The inspector general recounts only two complaints for which substantiating evidence has turned up. They hardly support the idea that the war on terror has corrupted the federal government into committing widespread civil-rights abuses. In the first, a prison guard has admitted to abusing a Muslim inmate verbally. The charge: that he had ordered the inmate to remove his shirt in order to use it to shine the guard’s shoes. The Justice Department hasn’t determined whether the guard actually carried out his threat. In the second complaint, the Bureau of Prisons substantiated the charge that a prison doctor had taunted an inmate. The inmate claimed that the doctor threatened: “If I was in charge, I would execute every one of you . . . because of the crimes you all did.”
Such insults, however deplorable, are irrelevant to the validity of the legal authority granted under the Patriot Act.

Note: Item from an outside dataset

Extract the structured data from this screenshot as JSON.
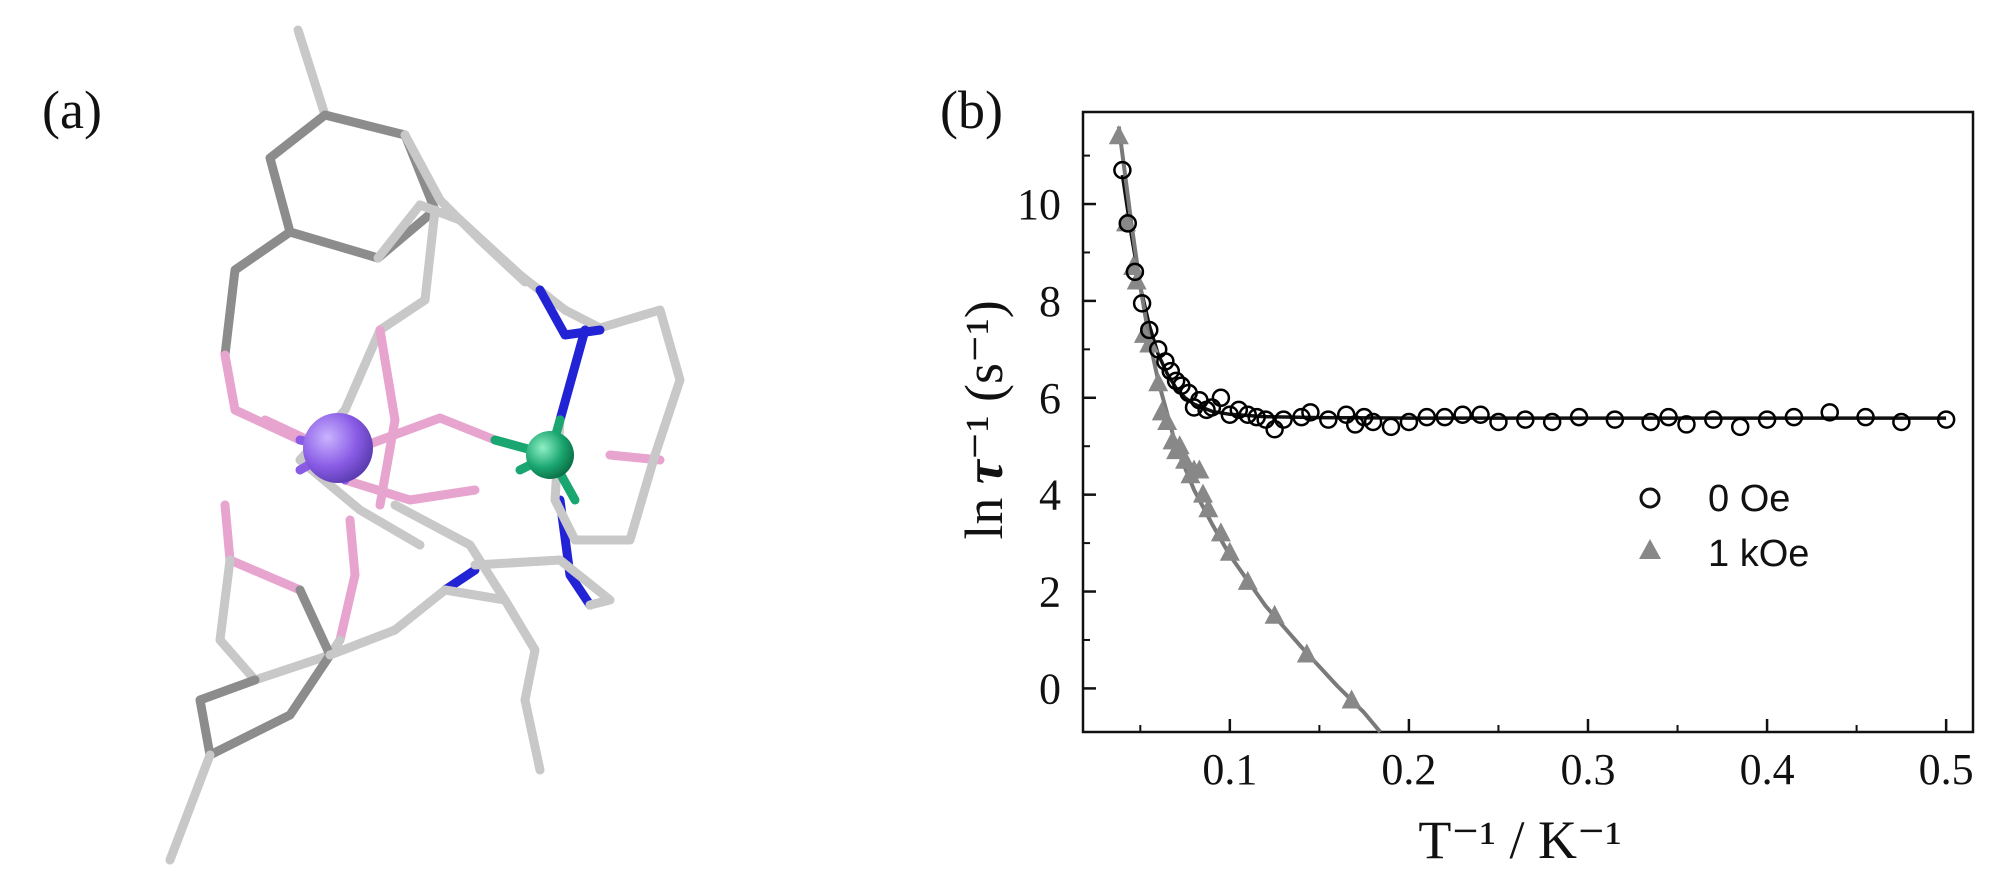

Neither the guard nor the doctor was acting under Patriot Act powers; they were fulfilling prison duties that existed long before the act. The vast majority of post-9/11 complaints are garden-variety prison abuse cases, almost always by guards. It is sad but true that prison guards do not always behave professionally. No one argues, however, that we should therefore abolish criminal laws, trials, or prisons. To use the ugly behavior of a few rogue immigration guards (and one doctor)—obviously mad as hell about 9/11—to discredit the Bush administration’s carefully thought-out program to improve intelligence gathering against terrorists is a non sequitur. What exactly are the New York Times and its civil-libertarian satellites suggesting—that the government stop investigating terror suspects because there’s a chance that some will be taunted in jail?
Some perspective, please: the number of complaints under investigation, even if all prove true, is a minute fraction of the thousands of contacts that the government has had with immigrants from terror-sponsoring and -breeding countries over the last two years. In the previous six months alone, the government interviewed thousands of Iraqis for intelligence and re-registered tens of thousands of Middle Eastern and North African immigrants. Thirty-four facially valid complaints of abuse and disrespect out of tens of thousands of contacts testifies to the law enforcement community’s professionalism.
The Times’s ongoing attacks on the Bush administration also fail to acknowledge the unprecedented bureaucratic machinery that the government put in place immediately after September 11 to protect Muslims from bigotry. Never before in the history of war has a government taken such care and spent such money to safeguard the rights of aliens, immigrants, and enemy-combatant suspects. In response to the Patriot Act’s mandate to review alleged civil-rights abuses by Justice Department employees, the Inspector General created a Special Operations Branch staffed by an FBI Special Agent in Charge, two assistant Special Agents in Charge, and two investigative specialists. This bureaucracy doesn’t come cheap. In the last six months, the Special Operations Branch has spent nearly half a million dollars advertising for civil-rights complainants on TV, radio, and in newspapers, and then investigating the resulting complaints. The Justice Department’s Civil Rights Division has its own effort, the so-called Initiative to Combat Post-9/11 Discriminatory Backlash and a National Origin Working Group.
A true news analysis of the Bush administration’s war on terror would read: Government safeguards civil liberties while strengthening national defenses. Don’t expect the New York Times to write that story, however. It’s not news the Times deems fit to print.